The draw refers to the stall a horse will start the race from. The draw is normally chosen at random on the day the horses are declared to run. Obviously, the inside lane would hold an edge over the field as they have a shorter distance to the bend, in comparison to the other lanes.

In [None]:
import pandas as pd
import matplotlib.pyplot as plt
import seaborn as sns

In [None]:
training = pd.read_csv('training.csv')

win_prob = []
for i in range(1,16,1):
    win_prob.append(training[training.draw == i]['finishing_position'].tolist().count(1) / float(len(training[training.draw == i])))

print(win_prob)


In [None]:
labels = ['1','2','3','4','5','6','7','8','9','10','11','12','13','14','15']
figure(num = None, figsize = (8, 8), dpi = 90, facecolor = 'w', edgecolor = 'k')
plt.pie(win_prob,labels = labels,autopct = '%1.1f%%', colors = sns.color_palette("cubehelix"))
plt.title('Pie Chart of the Draw Bias Effect (Number represents No. of lane the horse will run)')
plt.show()

#### Low draws indeed have a considerable advantage, as we can see that as draw increases, the winning probability decreases.

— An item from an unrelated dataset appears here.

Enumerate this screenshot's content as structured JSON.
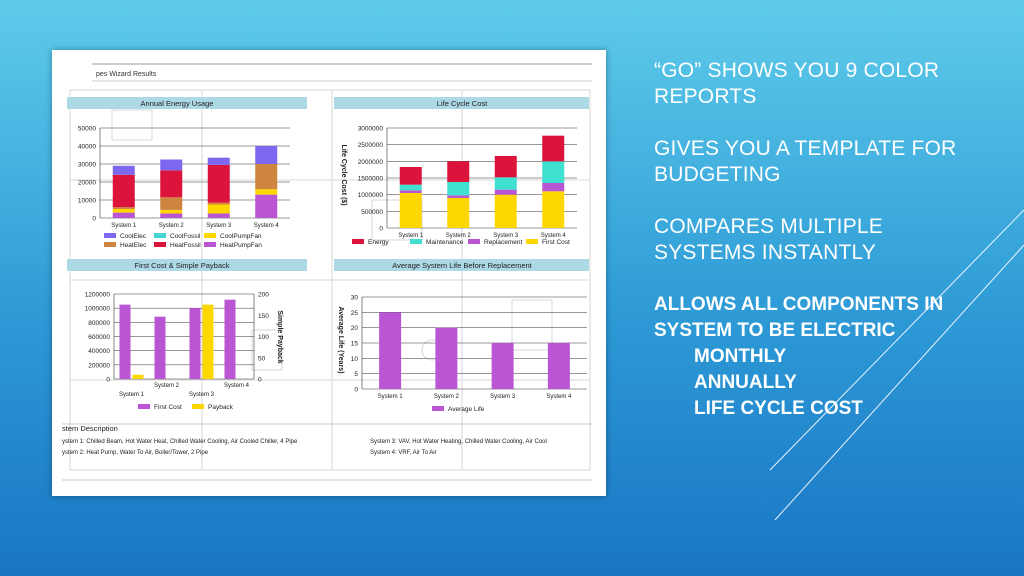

### 6.4 Bar Chart of the Feature Importances

Use random forest classifier to evaluate the importance of the features, which measures how much each feature decreases the weighted impurity in a tree. 

In [None]:
from sklearn.ensemble import RandomForestClassifier
import pandas as pd
import matplotlib.pyplot as plt
import numpy as np

In [None]:
training = pd.read_csv('training.csv')
rf_model = RandomForestClassifier()
X_train = training[['actual_weight','declared_horse_weight','draw','win_odds','jockey_ave_rank','trainer_ave_rank',
'recent_ave_rank','race_distance']]
y_train = training[['HorseWin','HorseRankTop3','HorseRankTop50Percent']]
rf_model.fit(X_train,y_train['HorseWin'])
features = 'actual_weight','declared_horse_weight','draw','win_odds','jockey_ave_rank','trainer_ave_rank','recent_ave_rank','race_distance'
importance = rf_model.feature_importances_
indices = np.argsort(importance)[::-1]
print(importance[indices])
print(indices)

In [None]:
figure(num = None, figsize = (8, 6), dpi = 90, facecolor = 'w', edgecolor = 'k')
plt.bar(range(len(features)),importance[indices],color = sns.color_palette("RdBu_r", 8))
plt.xticks(range(len(features)),features)
plt.xlabel('Feature names')
plt.ylabel('Importance')
plt.title('Bar Chart of the Feature Importance')
plt.show()

#### We find that actual_weight, declared_horse_weight and draw affect the most, while race_distance has the least effect

### 6.5 Visualize SVM

Since it is hard to visualize high-dimensional data, for the input data X, we only consider these two features: recent_rank and jockey_ave_rank. Also, for the target y, we only care about whether the finishing position is in top 50%. 

In [None]:
import pandas as pd
import matplotlib.pyplot as plt
import numpy as np
from sklearn.svm import SVC
import matplotlib.patches as mpatches

In [None]:
training = pd.read_csv('training.csv')
X = training[['recent_ave_rank','jockey_ave_rank']]
y = training['HorseRankTop50Percent']
svm_model = SVC(kernel = 'linear')
svm_model.fit(X,y)


In [None]:
def make_meshgrid(x, y, h = .02):

    x_min, x_max = x.min() - 1, x.max() + 1
    y_min, y_max = y.min() - 1, y.max() + 1
    xx, yy = np.meshgrid(np.arange(x_min, x_max, h),
                         np.arange(y_min, y_max, h))
    return xx, yy

In [None]:
def plot_contours(clf, xx, yy, **params):

    Z = clf.predict(np.c_[xx.ravel(), yy.ravel()])
    Z = Z.reshape(xx.shape)
    out = plt.contourf(xx, yy, Z, **params)
    return out


In [None]:
X0, X1 = X['recent_ave_rank'], X['jockey_ave_rank']
xx, yy = make_meshgrid(X0, X1)

figure(num = None, figsize = (8, 6), dpi = 90, facecolor = 'w', edgecolor = 'k')
plot_contours(svm_model,xx, yy, alpha = 0.8)
plt.scatter(X0, X1, c = y,  s = 20, edgecolors = 'k')
plt.title('Visualized SVM')
plt.xlabel('Recent average rank')
plt.ylabel('Jockey average rank')
patch = mpatches.Patch(color = 'purple',label = 'SVC(kernel=\'linear\')')
plt.legend(handles = [patch])
plt.show()

Linear kernel seems not bad in two-feature SVM classification. But there are still plenty of points cross the margin which cannot be classified correctly.